The patient received 3 doses of methylprednisolone and subsequently was switched to oral prednisone. Due to elevated blood pressure, the hypertensive therapy had to be intensified. After 8 days the patient was discharged with full recovery of visual acuity and normalised IOP. Apart from the oral prednisone taper, topical dexamethasone and moisturizing drops were prescribed.
The plausible severe adverse effect was reported to the Office for Registration of Medicinal Products, Medical Devices and Biocidal Products.
DISCUSSION
It is highly probable that this orbital inflammation was an adverse effect of zoledronic acid for two reasons. Firstly, the response to steroids was rapid. Secondly, there was an obvious time correlation between the drug administration and onset of the symptoms (typically within 1-7 days of an IV infusion) [2]. As hospitalization was required, it qualifies as a severe adverse event.

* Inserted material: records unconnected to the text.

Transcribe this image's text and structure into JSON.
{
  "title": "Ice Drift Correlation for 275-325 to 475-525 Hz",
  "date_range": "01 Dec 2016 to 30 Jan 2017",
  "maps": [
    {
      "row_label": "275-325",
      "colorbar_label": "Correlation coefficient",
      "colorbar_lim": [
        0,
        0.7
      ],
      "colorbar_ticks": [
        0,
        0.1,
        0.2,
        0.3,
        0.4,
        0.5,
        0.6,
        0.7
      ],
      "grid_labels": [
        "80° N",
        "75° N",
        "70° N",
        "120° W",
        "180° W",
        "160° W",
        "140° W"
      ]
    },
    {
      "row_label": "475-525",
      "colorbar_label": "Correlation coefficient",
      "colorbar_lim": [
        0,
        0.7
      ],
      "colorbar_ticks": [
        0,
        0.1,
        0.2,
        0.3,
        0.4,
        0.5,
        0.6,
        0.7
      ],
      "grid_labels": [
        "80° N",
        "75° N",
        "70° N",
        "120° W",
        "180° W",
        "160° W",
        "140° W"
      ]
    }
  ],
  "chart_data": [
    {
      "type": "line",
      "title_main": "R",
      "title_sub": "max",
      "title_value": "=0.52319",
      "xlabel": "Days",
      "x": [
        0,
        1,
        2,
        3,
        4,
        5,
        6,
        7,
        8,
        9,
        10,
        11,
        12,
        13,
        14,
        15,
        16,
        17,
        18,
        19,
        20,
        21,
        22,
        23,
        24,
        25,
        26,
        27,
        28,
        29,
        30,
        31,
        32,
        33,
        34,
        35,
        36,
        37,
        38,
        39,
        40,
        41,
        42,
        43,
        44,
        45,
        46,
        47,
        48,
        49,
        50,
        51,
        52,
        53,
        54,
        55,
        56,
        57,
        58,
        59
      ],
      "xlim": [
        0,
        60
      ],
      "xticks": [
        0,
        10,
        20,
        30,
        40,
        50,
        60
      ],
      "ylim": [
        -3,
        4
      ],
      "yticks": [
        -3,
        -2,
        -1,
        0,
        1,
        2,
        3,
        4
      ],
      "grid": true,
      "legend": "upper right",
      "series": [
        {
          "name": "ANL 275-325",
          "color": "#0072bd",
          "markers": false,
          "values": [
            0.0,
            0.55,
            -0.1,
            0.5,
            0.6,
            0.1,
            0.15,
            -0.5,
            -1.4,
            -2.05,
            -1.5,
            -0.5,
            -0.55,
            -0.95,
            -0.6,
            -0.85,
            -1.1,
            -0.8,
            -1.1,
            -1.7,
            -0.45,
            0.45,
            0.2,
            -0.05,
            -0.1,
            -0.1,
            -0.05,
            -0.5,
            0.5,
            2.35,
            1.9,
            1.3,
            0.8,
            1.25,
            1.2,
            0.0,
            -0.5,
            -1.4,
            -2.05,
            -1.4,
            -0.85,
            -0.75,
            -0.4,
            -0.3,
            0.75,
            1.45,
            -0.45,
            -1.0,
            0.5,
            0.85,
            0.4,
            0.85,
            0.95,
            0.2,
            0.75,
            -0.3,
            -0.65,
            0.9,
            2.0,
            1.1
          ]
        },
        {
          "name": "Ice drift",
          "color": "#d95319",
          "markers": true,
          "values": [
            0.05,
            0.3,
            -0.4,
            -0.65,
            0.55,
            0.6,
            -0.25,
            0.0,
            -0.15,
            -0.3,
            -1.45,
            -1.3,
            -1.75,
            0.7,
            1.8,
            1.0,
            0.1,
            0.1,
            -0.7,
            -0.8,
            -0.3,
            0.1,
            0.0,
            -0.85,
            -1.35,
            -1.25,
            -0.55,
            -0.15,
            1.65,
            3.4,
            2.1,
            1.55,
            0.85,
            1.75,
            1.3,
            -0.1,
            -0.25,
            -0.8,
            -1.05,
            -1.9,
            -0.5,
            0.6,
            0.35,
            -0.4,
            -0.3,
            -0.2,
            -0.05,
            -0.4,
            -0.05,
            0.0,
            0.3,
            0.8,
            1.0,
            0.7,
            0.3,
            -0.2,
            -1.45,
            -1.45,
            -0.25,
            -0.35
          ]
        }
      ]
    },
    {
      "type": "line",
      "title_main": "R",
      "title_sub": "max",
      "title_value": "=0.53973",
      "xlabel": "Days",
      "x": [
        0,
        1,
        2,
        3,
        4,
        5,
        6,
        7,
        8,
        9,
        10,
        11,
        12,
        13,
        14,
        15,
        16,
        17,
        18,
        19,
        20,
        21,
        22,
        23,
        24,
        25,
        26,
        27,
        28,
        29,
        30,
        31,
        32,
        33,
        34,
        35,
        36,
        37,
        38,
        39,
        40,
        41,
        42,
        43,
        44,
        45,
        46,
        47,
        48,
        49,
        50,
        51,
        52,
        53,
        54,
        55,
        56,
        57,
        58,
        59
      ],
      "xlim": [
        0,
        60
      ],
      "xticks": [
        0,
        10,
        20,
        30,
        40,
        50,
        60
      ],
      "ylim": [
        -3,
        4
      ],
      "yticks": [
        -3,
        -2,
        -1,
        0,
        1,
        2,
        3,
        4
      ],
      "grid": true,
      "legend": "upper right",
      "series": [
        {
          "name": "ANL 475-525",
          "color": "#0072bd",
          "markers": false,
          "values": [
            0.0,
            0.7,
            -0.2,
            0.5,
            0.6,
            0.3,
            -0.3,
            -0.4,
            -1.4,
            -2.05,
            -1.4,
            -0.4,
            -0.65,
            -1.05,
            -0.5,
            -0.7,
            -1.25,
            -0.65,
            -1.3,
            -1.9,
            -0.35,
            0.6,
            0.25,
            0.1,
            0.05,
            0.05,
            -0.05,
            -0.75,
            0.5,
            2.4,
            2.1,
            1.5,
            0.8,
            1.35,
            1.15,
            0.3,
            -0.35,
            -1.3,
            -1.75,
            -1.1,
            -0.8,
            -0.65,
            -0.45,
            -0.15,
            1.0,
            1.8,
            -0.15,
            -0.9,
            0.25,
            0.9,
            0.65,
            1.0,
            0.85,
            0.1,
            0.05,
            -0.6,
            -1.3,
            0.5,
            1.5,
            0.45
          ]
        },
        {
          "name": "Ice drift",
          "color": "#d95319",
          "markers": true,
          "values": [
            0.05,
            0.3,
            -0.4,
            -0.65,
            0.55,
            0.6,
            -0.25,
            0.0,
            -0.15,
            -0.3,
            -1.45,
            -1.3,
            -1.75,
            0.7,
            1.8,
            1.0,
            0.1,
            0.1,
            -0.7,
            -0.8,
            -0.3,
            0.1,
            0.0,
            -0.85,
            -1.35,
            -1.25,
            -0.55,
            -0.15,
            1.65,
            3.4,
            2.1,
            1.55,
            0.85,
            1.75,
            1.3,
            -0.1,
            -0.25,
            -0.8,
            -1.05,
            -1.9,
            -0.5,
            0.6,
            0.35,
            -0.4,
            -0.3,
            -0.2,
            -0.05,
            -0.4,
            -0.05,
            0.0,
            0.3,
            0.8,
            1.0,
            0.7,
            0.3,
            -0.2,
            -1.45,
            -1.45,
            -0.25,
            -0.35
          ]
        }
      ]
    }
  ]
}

However, the differential diagnosis of orbital processes poses a challenge, and the sole term orbital inflammation is miscellaneous or, as some authors say, “generic”, [5] because it encompasses inflammatory pathologies of diverse aetiology, affecting various structures within the orbit.
Initially, orbital cellulitis could not be excluded; therefore antibiotics were given along with steroids.

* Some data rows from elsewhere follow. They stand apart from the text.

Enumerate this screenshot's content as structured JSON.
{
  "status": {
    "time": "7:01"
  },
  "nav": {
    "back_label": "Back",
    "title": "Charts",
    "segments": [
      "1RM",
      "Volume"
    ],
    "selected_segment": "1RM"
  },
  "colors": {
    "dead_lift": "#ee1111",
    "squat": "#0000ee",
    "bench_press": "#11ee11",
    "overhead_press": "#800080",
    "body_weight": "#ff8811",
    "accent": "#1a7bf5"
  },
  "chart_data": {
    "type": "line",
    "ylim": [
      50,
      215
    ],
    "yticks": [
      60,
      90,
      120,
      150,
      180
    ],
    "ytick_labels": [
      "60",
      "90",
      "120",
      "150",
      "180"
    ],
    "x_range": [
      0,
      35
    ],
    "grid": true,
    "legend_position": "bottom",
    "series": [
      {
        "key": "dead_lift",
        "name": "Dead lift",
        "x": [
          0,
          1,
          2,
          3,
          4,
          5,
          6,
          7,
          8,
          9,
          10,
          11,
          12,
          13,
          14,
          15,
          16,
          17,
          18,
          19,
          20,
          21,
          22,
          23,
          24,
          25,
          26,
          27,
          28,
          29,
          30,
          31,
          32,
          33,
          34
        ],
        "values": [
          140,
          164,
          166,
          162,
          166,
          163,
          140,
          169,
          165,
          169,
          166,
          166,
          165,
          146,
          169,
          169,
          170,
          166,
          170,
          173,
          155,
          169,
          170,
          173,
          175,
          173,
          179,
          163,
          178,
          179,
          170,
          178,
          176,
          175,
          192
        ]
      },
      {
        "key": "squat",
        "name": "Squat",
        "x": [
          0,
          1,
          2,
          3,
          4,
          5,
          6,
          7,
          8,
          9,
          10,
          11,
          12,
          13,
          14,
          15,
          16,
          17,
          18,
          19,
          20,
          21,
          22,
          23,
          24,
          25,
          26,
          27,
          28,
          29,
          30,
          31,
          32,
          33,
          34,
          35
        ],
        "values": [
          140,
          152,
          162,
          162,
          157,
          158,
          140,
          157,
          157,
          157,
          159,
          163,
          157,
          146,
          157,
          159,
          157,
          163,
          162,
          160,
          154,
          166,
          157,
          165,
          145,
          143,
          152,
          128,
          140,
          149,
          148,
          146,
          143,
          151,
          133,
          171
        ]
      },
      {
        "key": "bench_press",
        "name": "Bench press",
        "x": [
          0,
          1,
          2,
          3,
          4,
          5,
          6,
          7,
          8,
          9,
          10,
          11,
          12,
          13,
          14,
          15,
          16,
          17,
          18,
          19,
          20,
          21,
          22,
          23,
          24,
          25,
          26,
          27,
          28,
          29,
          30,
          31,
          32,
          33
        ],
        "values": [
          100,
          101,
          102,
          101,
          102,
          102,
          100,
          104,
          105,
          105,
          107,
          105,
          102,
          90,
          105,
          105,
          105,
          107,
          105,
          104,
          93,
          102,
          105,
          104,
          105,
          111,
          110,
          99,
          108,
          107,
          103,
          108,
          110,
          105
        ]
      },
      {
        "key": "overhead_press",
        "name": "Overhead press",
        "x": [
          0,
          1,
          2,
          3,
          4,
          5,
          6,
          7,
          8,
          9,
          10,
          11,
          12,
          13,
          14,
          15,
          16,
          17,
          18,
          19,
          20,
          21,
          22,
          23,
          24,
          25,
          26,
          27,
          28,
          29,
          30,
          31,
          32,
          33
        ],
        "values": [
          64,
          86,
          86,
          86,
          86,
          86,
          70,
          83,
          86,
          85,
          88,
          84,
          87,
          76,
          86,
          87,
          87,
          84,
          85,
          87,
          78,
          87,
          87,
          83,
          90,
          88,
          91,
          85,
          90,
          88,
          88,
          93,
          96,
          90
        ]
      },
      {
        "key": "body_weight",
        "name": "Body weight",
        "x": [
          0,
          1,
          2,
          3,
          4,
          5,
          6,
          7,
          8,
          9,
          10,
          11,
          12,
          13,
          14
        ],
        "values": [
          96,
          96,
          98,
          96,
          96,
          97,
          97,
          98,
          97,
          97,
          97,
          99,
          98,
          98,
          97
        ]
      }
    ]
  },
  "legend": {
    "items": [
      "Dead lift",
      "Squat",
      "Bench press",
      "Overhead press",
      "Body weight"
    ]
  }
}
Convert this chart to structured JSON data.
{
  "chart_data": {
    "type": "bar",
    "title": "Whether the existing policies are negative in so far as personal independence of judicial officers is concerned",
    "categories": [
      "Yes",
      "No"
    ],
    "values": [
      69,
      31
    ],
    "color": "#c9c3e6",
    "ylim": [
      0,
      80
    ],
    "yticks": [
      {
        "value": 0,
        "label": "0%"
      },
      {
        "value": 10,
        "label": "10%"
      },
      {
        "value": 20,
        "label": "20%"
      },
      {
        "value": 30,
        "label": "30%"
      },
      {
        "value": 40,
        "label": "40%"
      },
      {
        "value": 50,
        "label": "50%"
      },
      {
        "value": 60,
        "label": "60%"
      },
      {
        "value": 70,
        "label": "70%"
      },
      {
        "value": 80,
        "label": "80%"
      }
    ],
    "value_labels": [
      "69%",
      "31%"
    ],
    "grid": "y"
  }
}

The response to treatment with systemic corticosteroids is usually excellent [1, 6]. Spontaneous resolution of bisphosphonate-induced orbital inflammation is possible, but the administration of medication should not be delayed in severe cases due to the increased risk of further complications. In this case, the decision to implement intravenous methylprednisolone was based on the ineffectiveness of previous treatment with topical steroids, deep impairment of vision and the risk of irreversible ocular nerve neuropathy.

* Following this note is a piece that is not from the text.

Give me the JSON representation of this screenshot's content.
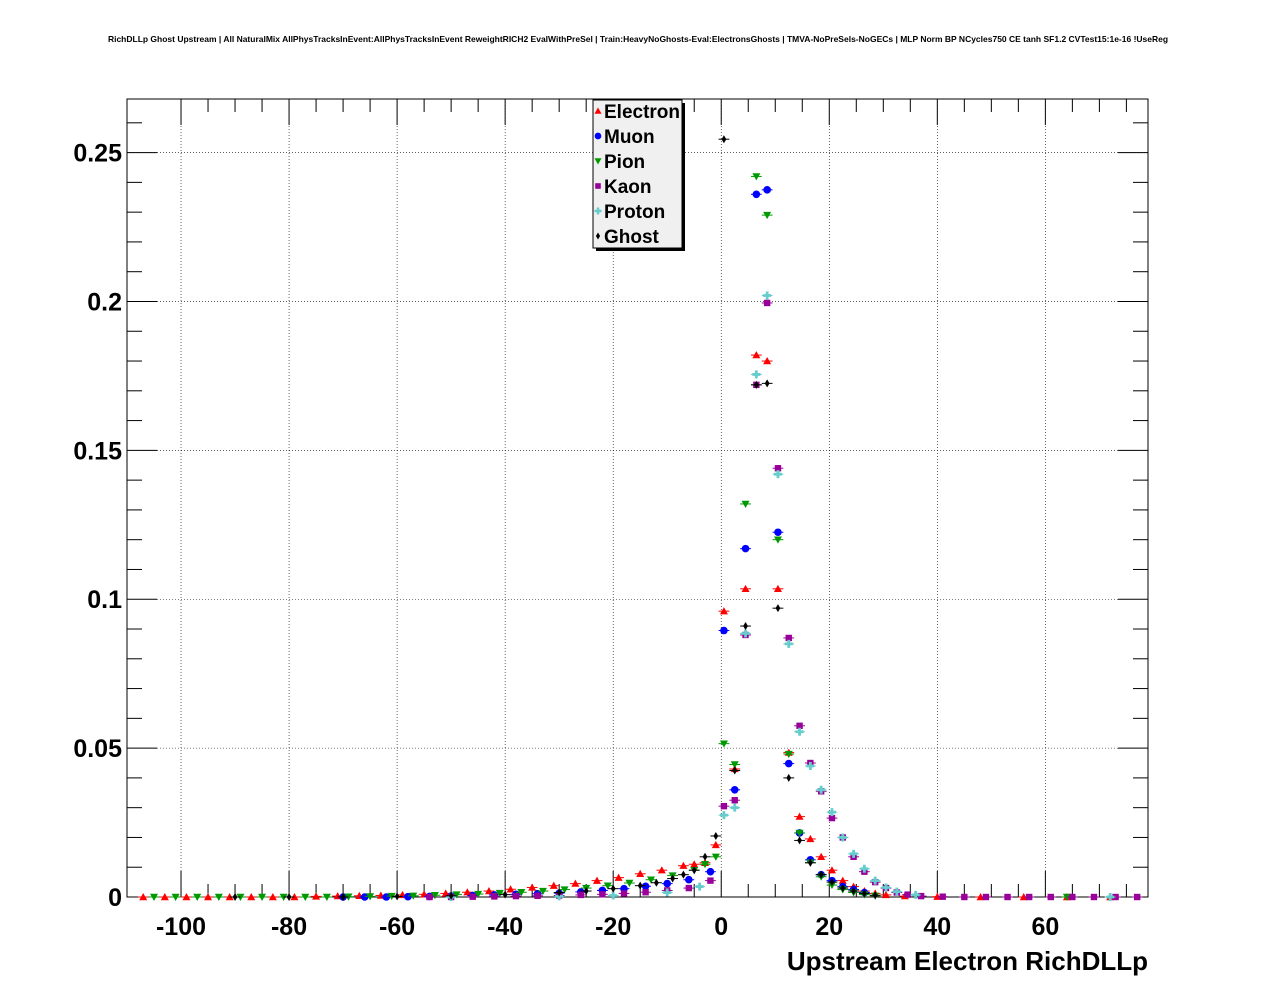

Nevertheless, systemic corticosteroids are also associated with numerous side effects [7] including for example immunodeficiency, hypertension, diabetes and osteoporosis, which is typically a pre-existing condition in patients receiving bisphosphonates. Consequently, it may be necessary to adjust the treatment of patients’ chronic diseases.
CONCLUSIONS
This case illustrates how numerous ocular complications of zoledronic acid may coincide, gradually affecting virtually all segments of the eye, thus leading to inflammation posing a threat of vision loss.
Given the ambiguity [2] of the recommendations concerning readministration of bisphosphonates after the occurrence of ocular side effects (many suggest that continuation of treatment is contraindicated [8], while some report uncomplicated rechallenge [9]), further research is needed.